А церковка кладбищенская просто замечательная! Кажется, начала ХIХ века: строгая классика с белым куполом и одиноким золотым крестом наверху - что-то такое, что пошло и почти на век утвердилось на Руси в екатерининско-александровские времена, особенно в помещичьих усадьбах и по губернским городам. А рядом через забор от кладбища - Алексеевская больница для душевнобольных ("Канатчикова дача"): тоже, что ни говори, место "злачно и покойно", где измученные души человеческие хоть и временно, ненадолго, но тоже обретают какой-никакой, а покой.

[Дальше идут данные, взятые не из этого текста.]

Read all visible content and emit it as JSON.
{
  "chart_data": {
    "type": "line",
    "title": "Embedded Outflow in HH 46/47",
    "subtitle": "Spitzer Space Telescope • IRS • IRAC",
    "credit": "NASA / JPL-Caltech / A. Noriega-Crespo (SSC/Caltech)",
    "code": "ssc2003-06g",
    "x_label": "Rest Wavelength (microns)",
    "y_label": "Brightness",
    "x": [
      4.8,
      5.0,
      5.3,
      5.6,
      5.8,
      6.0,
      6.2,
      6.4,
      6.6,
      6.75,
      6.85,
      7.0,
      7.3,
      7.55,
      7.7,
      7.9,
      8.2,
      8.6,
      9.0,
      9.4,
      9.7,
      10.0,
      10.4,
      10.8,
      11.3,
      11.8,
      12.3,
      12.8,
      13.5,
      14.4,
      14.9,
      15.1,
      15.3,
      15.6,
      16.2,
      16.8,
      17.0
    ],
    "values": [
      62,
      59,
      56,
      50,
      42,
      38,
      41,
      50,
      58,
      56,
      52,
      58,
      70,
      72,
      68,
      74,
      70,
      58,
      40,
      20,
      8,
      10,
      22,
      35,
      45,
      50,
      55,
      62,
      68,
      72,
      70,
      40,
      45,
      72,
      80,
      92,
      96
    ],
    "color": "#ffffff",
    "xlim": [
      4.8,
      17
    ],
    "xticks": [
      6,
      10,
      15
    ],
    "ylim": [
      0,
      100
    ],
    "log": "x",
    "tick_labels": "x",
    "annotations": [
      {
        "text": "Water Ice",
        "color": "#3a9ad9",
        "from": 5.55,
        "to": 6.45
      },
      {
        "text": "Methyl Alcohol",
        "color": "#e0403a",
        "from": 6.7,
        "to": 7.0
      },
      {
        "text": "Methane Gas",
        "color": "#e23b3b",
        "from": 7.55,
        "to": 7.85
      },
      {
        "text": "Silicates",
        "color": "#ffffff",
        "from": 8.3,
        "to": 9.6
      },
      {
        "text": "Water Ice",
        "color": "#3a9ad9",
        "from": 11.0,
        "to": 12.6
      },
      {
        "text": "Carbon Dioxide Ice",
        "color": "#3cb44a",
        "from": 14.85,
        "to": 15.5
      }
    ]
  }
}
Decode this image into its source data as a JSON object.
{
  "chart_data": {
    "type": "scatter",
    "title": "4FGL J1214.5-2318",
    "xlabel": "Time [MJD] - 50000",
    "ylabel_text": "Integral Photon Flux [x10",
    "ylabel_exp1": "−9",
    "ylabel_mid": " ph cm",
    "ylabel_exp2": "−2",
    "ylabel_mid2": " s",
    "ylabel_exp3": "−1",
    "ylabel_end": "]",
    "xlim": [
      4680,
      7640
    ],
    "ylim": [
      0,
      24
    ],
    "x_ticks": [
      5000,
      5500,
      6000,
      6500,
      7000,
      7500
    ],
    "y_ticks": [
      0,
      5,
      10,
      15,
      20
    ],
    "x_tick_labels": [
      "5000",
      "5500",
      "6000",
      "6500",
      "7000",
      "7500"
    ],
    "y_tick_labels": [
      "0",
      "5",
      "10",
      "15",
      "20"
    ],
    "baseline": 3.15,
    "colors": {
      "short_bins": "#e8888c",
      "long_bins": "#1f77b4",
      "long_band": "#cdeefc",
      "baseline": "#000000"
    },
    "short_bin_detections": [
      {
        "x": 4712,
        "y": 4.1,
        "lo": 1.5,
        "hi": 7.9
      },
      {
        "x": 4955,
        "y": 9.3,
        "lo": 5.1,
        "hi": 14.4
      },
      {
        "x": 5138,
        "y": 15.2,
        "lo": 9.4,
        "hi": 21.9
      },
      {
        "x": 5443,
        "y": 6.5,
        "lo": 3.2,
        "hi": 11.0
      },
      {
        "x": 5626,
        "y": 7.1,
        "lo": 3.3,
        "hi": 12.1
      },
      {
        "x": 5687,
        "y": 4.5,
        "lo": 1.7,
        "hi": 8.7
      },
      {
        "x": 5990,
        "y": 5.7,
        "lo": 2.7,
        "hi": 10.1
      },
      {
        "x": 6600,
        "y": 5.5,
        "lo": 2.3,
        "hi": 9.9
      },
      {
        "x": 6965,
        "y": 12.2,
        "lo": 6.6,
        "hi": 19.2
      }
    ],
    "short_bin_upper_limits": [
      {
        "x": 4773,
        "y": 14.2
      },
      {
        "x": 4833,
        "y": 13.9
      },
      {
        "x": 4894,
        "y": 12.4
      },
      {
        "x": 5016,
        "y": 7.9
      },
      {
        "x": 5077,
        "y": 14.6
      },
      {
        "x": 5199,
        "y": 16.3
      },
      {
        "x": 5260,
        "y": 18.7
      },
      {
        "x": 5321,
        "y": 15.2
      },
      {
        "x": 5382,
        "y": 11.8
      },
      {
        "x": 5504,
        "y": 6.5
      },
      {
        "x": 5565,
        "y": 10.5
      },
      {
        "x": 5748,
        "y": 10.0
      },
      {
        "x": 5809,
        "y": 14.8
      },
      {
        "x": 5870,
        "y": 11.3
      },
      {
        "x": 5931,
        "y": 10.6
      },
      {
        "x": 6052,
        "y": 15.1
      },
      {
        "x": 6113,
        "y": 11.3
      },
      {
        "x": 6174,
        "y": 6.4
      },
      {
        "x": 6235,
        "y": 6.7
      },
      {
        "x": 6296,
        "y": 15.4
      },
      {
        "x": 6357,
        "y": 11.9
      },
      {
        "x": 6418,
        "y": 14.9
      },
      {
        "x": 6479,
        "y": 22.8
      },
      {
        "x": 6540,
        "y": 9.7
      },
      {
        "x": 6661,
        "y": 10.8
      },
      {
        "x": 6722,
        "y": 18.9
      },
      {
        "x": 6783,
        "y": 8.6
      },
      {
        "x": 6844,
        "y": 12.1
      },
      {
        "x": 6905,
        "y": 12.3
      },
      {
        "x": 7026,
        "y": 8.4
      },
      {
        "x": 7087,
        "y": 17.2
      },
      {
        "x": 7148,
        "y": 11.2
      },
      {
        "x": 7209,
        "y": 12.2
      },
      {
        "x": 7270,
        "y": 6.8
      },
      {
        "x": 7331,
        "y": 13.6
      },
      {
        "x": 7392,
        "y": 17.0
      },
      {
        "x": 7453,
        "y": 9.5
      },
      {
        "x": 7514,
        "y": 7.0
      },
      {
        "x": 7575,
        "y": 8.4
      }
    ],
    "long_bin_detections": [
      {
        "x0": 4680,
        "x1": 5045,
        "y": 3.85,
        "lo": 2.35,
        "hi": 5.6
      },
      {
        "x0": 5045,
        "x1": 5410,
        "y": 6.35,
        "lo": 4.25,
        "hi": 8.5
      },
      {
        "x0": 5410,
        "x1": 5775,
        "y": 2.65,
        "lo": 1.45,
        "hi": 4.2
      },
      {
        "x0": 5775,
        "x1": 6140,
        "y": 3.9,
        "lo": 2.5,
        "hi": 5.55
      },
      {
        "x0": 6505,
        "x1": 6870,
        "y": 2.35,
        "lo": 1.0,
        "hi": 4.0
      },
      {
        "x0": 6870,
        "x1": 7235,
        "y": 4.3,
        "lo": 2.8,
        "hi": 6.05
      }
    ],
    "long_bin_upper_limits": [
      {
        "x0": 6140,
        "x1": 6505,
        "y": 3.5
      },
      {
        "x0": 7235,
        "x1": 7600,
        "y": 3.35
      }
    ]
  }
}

"И вожделенное отечество подай мне, Господи, вновь сотворяя меня жителем рая..." Почему-то именно эти слова из заупокойной молитвы, какой православная церковь провожает в последний путь усопших, каждый раз вновь и вновь звучат у меня в ушах в те нечастые (ох, нечастые!) дни, когда я прихожу сюда проведать моих стариков и стою у поржавевшей уже во многих местах решетки и большого черного камня, на котором выбиты их имена. В них, в этих словах, все: и печаль, и усталость от земных тревог и суеты, и надежда на то, что все у Бога устроено мудро и милосердно, и все для человека будет в конце концов хорошо.
А для меня в этих словах еще слышится некое обещание скорого прощения мне, лично мне - нерадивому, невнимательному сыну, который столько недослушал, недопонял, столько не ответил вовремя своим старикам, не навестил их лишний раз, не посидел с ними лишний час, не выспросил, не выслушал от них чего-то такого самого важного, самого последнего, что накопилось у них за жизнь и что, может быть, и было самой ее сутью. А уж про резкие слова, что иногда срывались у тебя с языка в ответ на их упреки или недоумения, и говорить нечего...
Ну что ж, все в мире справедливо. И всему и за все, видать, есть свое воздаяние. Теперь вот уже и твоя поросль отвечает тебе тем же самым, и ты испытываешь то же, что когда-то испытывали твои старики, а этой поросли, в свою очередь, когда-нибудь будет точно так же отвечать ее собственная поросль, и т.д., и т.д. И все потом будут сожалеть и сокрушаться, как и ты, и это будет уже их плата за собственные грехи, как платишь теперь за свои грехи ты, стоя вот так у могилы родителей с опущенной головой.